Planning migration of an existing Digital.ai Deploy installation to Kubernetes (v23.3 and v24.1)
This is internal documentation. The document can be used only if it was recommended by the Support Team.
This document is for a Deploy version from 23.3 and up.
Following steps should cover the general process for planning move of your Digital.ai Deploy software onto a Kubernetes platform. Note that details can vary depending on your specific situation, needs, and pre-existing infrastructure.
This guide is technical in nature. Before starting the migration process, make sure you have a proficient level of understanding about your existing infrastructure, Kubernetes, and the Digital.ai Deploy products. If you have more specific questions about any of these steps, feel free to ask!
1. Preparation
Make sure all necessary prerequisites are in place. These include things like:
- setting up your Kubernetes cluster,
- installing and configuring required Kubernetes CLI tools,
- preparing necessary information for PostgreSQL and RabbitMQ servers if existing ones are to be used.

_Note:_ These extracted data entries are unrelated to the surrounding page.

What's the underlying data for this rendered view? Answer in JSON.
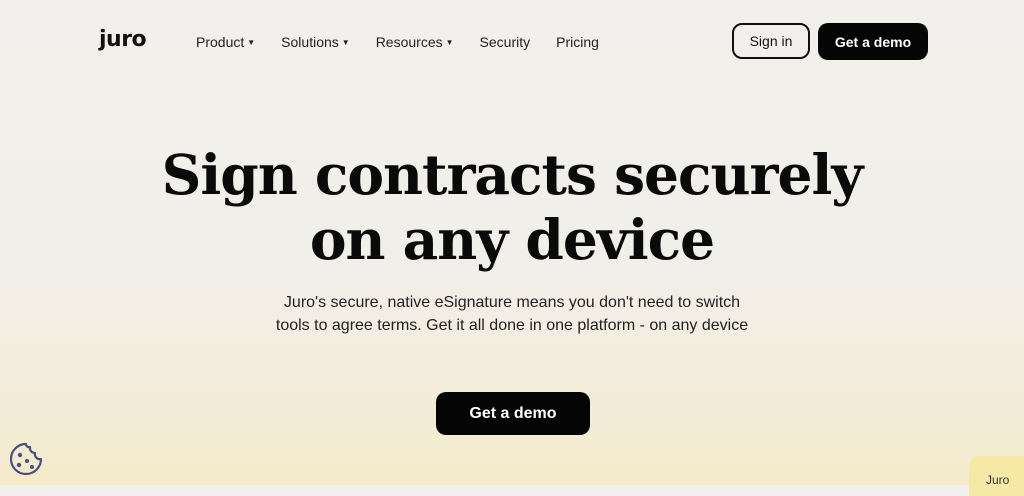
{
  "header": {
    "logo": "juro",
    "nav": [
      {
        "label": "Product",
        "dropdown": true
      },
      {
        "label": "Solutions",
        "dropdown": true
      },
      {
        "label": "Resources",
        "dropdown": true
      },
      {
        "label": "Security",
        "dropdown": false
      },
      {
        "label": "Pricing",
        "dropdown": false
      }
    ],
    "signin_label": "Sign in",
    "demo_label": "Get a demo"
  },
  "hero": {
    "title_line1": "Sign contracts securely",
    "title_line2": "on any device",
    "subtitle": "Juro's secure, native eSignature means you don't need to switch tools to agree terms. Get it all done in one platform - on any device",
    "cta_label": "Get a demo"
  },
  "widgets": {
    "chat_label": "Juro",
    "cookie_icon": "cookie-icon"
  },
  "colors": {
    "primary": "#050505",
    "background": "#f2f0ec",
    "chat_tab": "#f6e9a5",
    "cookie": "#4a4f82"
  }
}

Read through the xl kube workshop to gain a comprehensive understanding of how to install or upgrade Digital.ai Deploy or Release or Remote Runner on a kubernetes cluster. See:
- xl-kube-workshop
- Helm chart documentation - the Deploy operator is managing Deploy helm chart on K8S cluster
This manual is for 23.3 and 24.1 versions (or above). The target version of Deploy needs to be aligned with tools used (xl), and supported java version. Also, the version of on-prem Deploy before migration needs to be the same to the target version of the Deploy that will be installed on K8S cluster.
1.1. Requirements for Client Machine
Mandatory
- Installed xl - same version of the Deploy you plan to install on K8S cluster
- Installed yq 4.18.1 or higher.
- Installed kubectl version +/-1 from the target K8S cluster version.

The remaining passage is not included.